On Fri, May 15, 2026 at 10:15:53PM +0200, Oleg Nesterov wrote:
> In fact I don't even understand the motivation...
>
> On 05/15, Christian Brauner wrote:
> >
> > On Mon, May 11, 2026 at 02:42:26PM -0700, Minchan Kim wrote:
> > > leaving the actual address space teardown (exit_mmap) to be deferred until
> > > the mm's reference count drops to zero. In the field (e.g., Android),
> > > arbitrary reference counts (reading /proc/<pid>/cmdline, or various other
> > > remote VM accesses) frequently delay this teardown indefinitely,
>
> Sure, get_task_cmdline() can delay mmput(). But indefinitely ?
>
> Perhaps the changelog could be more clear? I don't see how any remote VM access
> can pin mm->mm_users "indefinitely". Even if, say, a lot of threads read
> /proc/<pid>/cmdline in an endless loop in parallel...
>
> I must have missed something.

Thank you for the review and questions. You are entirely right that under normal
uncongested conditions, a /proc reader drops mmput() quickly.

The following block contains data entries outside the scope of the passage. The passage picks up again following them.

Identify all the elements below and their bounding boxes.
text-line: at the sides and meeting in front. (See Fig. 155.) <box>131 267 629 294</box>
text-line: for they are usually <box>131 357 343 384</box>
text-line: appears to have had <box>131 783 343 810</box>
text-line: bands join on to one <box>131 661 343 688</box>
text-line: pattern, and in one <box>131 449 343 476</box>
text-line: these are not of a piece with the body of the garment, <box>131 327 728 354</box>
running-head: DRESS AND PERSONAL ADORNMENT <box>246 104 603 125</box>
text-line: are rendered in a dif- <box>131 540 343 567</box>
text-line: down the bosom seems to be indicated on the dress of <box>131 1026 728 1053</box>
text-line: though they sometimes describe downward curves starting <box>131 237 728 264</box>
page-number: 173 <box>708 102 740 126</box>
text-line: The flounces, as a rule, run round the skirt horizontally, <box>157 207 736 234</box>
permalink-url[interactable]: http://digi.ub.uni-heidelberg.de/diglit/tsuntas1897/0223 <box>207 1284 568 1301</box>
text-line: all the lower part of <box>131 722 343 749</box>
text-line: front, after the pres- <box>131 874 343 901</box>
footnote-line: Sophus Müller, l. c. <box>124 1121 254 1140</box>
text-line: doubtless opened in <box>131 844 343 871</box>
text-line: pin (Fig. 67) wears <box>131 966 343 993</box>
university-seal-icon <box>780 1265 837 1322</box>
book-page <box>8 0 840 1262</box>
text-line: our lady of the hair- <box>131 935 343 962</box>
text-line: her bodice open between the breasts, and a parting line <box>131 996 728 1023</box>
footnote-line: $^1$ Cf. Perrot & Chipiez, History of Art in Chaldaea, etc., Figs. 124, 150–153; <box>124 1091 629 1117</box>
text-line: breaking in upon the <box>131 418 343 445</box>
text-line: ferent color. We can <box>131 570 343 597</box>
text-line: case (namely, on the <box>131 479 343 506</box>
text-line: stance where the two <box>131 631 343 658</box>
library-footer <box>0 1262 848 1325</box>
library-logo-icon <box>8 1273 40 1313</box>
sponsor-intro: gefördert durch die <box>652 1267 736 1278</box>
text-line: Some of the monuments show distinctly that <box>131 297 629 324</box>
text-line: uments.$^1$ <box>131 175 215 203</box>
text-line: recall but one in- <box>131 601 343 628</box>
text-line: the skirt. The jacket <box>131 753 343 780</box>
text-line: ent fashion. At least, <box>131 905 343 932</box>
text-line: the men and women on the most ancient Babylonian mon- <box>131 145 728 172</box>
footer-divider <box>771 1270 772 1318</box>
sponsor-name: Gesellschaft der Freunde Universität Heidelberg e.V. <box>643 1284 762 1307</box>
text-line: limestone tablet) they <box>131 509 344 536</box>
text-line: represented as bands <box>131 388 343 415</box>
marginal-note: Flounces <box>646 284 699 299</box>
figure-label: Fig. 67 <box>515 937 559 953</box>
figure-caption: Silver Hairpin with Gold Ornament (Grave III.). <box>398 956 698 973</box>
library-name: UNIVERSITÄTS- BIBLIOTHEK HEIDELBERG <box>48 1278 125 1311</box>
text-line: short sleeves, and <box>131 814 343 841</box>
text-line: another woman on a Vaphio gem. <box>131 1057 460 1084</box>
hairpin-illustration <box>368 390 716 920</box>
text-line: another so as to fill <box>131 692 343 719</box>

However, on any heavily loaded system under severe memory/CPU pressure, this delay
can be long enough to cause cascading issues. Here is exactly how this occurs
and why it acts as an indefinite delay from an emergency reclaim perspective.

When memory pressure is critical, a userspace OOM killer terminates a large
victim process. Simultaneously, another process (such as a monitoring tool) is
reading /proc/<pid>/smaps or cmdline. Because the system is heavily loaded, the
reader thread on CPU C can get preempted or blocked while holding mmget().

When the dying victim executes exit_mm(), mm_users drops from 2 to 1. Thus,
exit_mmap() does not run. For hundreds of milliseconds or seconds, the memory
remains fully trapped. The userspace OOM policy sees that memory is still
critically low and unnecessarily kills additional innocent processes.

Here is the exact timing chart illustrating the existing problem and why
process_mrelease() fails in this scenario:

CPU A (Userspace OOM Killer) CPU B (Victim Task) CPU C (/proc Reader)
---------------------------- ------------------- --------------------
open(/proc/pid/smaps)
get_task_mm()
[mm_users++ => 2]
(Preempted/Stalled)
|
1. Sends SIGKILL |
2. Victim receives SIGKILL |
do_exit() |
exit_mm() |
task->mm = NULL |
mmput() [mm_users => 1] |
(Memory NOT freed!) |
|
3. Calls process_mrelease() |
|
find_lock_task_mm() sees task->mm == NULL |
Returns -ESRCH. Reaping fails! |
(Memory remains trapped until CPU C finally finishes!) <==========/

I hope thisclarifies the motivation and mechanics behind this issue.